Roberto Ledgard (Antonio Banderas) interpreta um renomado cirurgião plástico, obcecado por criar a pele perfeita — a cura definitiva para corpos marcados por queimaduras. A obsessão nasce após o suicídio de sua esposa, que, devastada pelo próprio reflexo, não suportou viver com o corpo consumido pelas chamas. Algumas tragédias não cicatrizam com o tempo.

O centro de sua experiência é Vera (Elena Anaya), paciente de beleza hipnotizante, mantida em um quarto trancado dentro da mansão do médico. A princípio, parece uma sobrevivente de um acidente, mas à medida que o enredo avança, a relação entre médico e “criatura” revela contornos perturbadores. A atmosfera é angustiante, e a analogia com Victor Frankenstein e sua criação se impõe inevitavelmente: ambos movidos por perda, orgulho e delírio.

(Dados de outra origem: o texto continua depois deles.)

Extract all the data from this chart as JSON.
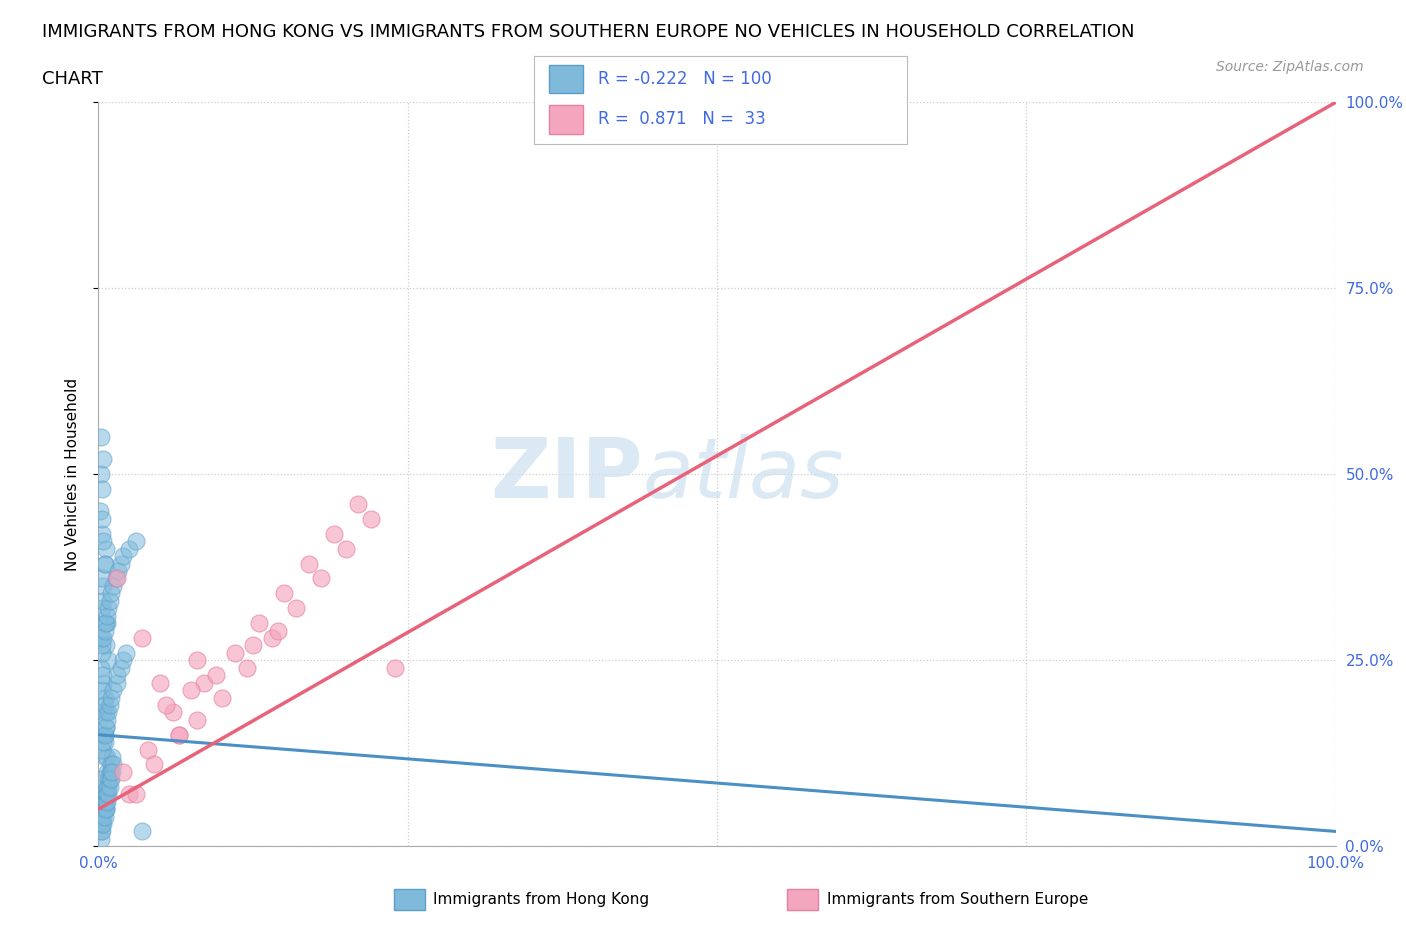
{
  "title_line1": "IMMIGRANTS FROM HONG KONG VS IMMIGRANTS FROM SOUTHERN EUROPE NO VEHICLES IN HOUSEHOLD CORRELATION",
  "title_line2": "CHART",
  "source": "Source: ZipAtlas.com",
  "ylabel": "No Vehicles in Household",
  "xlim": [
    0,
    100
  ],
  "ylim": [
    0,
    100
  ],
  "x_ticks": [
    0,
    25,
    50,
    75,
    100
  ],
  "y_ticks": [
    0,
    25,
    50,
    75,
    100
  ],
  "x_tick_labels": [
    "0.0%",
    "",
    "",
    "",
    "100.0%"
  ],
  "y_tick_labels": [
    "0.0%",
    "25.0%",
    "50.0%",
    "75.0%",
    "100.0%"
  ],
  "hk_color": "#7fbadb",
  "hk_edge_color": "#5b9ec9",
  "se_color": "#f4a6be",
  "se_edge_color": "#e87fa3",
  "hk_R": -0.222,
  "hk_N": 100,
  "se_R": 0.871,
  "se_N": 33,
  "hk_trend_color": "#4a90c4",
  "se_trend_color": "#e8637a",
  "legend_label_hk": "Immigrants from Hong Kong",
  "legend_label_se": "Immigrants from Southern Europe",
  "watermark_part1": "ZIP",
  "watermark_part2": "atlas",
  "title_fontsize": 13,
  "tick_label_color": "#4169E1",
  "grid_color": "#cccccc",
  "hk_scatter_x": [
    0.4,
    0.5,
    0.6,
    0.3,
    0.7,
    0.2,
    0.8,
    0.4,
    0.5,
    0.1,
    0.3,
    0.6,
    0.4,
    0.5,
    0.7,
    0.2,
    0.3,
    0.4,
    0.5,
    0.6,
    0.3,
    0.4,
    0.5,
    0.6,
    0.2,
    0.3,
    0.4,
    0.5,
    0.7,
    0.3,
    0.2,
    0.4,
    0.5,
    0.6,
    0.3,
    0.4,
    0.5,
    0.3,
    0.4,
    0.5,
    0.2,
    0.3,
    0.4,
    0.5,
    0.6,
    0.7,
    0.8,
    0.9,
    1.0,
    1.1,
    0.2,
    0.3,
    0.4,
    0.5,
    0.6,
    0.7,
    0.8,
    0.9,
    1.0,
    1.2,
    0.3,
    0.4,
    0.5,
    0.6,
    0.7,
    0.8,
    0.9,
    1.0,
    1.2,
    1.5,
    0.2,
    0.3,
    0.4,
    0.5,
    0.6,
    0.7,
    0.8,
    0.9,
    1.0,
    1.1,
    1.5,
    1.8,
    2.0,
    2.2,
    0.3,
    0.4,
    0.5,
    0.6,
    0.7,
    0.8,
    0.9,
    1.0,
    1.2,
    1.4,
    1.6,
    1.8,
    2.0,
    2.5,
    3.0,
    3.5
  ],
  "hk_scatter_y": [
    35,
    38,
    40,
    32,
    30,
    28,
    25,
    22,
    20,
    45,
    42,
    18,
    15,
    12,
    10,
    50,
    48,
    8,
    6,
    5,
    36,
    33,
    30,
    27,
    24,
    21,
    18,
    15,
    12,
    9,
    55,
    52,
    14,
    16,
    44,
    41,
    38,
    26,
    23,
    19,
    3,
    4,
    5,
    6,
    7,
    8,
    9,
    10,
    11,
    12,
    2,
    3,
    4,
    5,
    6,
    7,
    8,
    9,
    10,
    11,
    13,
    14,
    15,
    16,
    17,
    18,
    19,
    20,
    21,
    22,
    1,
    2,
    3,
    4,
    5,
    6,
    7,
    8,
    9,
    10,
    23,
    24,
    25,
    26,
    27,
    28,
    29,
    30,
    31,
    32,
    33,
    34,
    35,
    36,
    37,
    38,
    39,
    40,
    41,
    2
  ],
  "se_scatter_x": [
    1.5,
    2.0,
    3.5,
    5.0,
    6.5,
    8.0,
    10.0,
    12.0,
    14.0,
    16.0,
    18.0,
    20.0,
    22.0,
    24.0,
    2.5,
    4.0,
    6.0,
    8.5,
    11.0,
    13.0,
    15.0,
    17.0,
    19.0,
    21.0,
    5.5,
    7.5,
    9.5,
    12.5,
    14.5,
    3.0,
    4.5,
    6.5,
    8.0
  ],
  "se_scatter_y": [
    36,
    10,
    28,
    22,
    15,
    17,
    20,
    24,
    28,
    32,
    36,
    40,
    44,
    24,
    7,
    13,
    18,
    22,
    26,
    30,
    34,
    38,
    42,
    46,
    19,
    21,
    23,
    27,
    29,
    7,
    11,
    15,
    25
  ],
  "hk_trend_x0": 0,
  "hk_trend_x1": 100,
  "hk_trend_y0": 15,
  "hk_trend_y1": 2,
  "se_trend_x0": 0,
  "se_trend_x1": 100,
  "se_trend_y0": 5,
  "se_trend_y1": 100
}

Com narrativa ágil, Almodóvar costura os fragmentos da história, revelando uma conexão doentia entre Ledgard e Vera. O mal-estar inicial se transforma em inquietação crescente à medida que compreendemos a verdadeira origem de Vera — e a insanidade de seu criador.

Movido pela vingança contra Vicente, jovem acusado de violentar sua filha, o médico comete o inominável: transforma o rapaz em mulher. E, mergulhado em delírio, acredita ter conquistado Vera — ignorando que sob aquela pele escultural ainda habitava um homem. A alma não se molda ao bisturi. Quem nasce homem, morre homem. O mesmo vale para a sexualidade feminina. Qualquer transição deve ser fruto do desejo íntimo e consciente, jamais uma imposição de terceiros.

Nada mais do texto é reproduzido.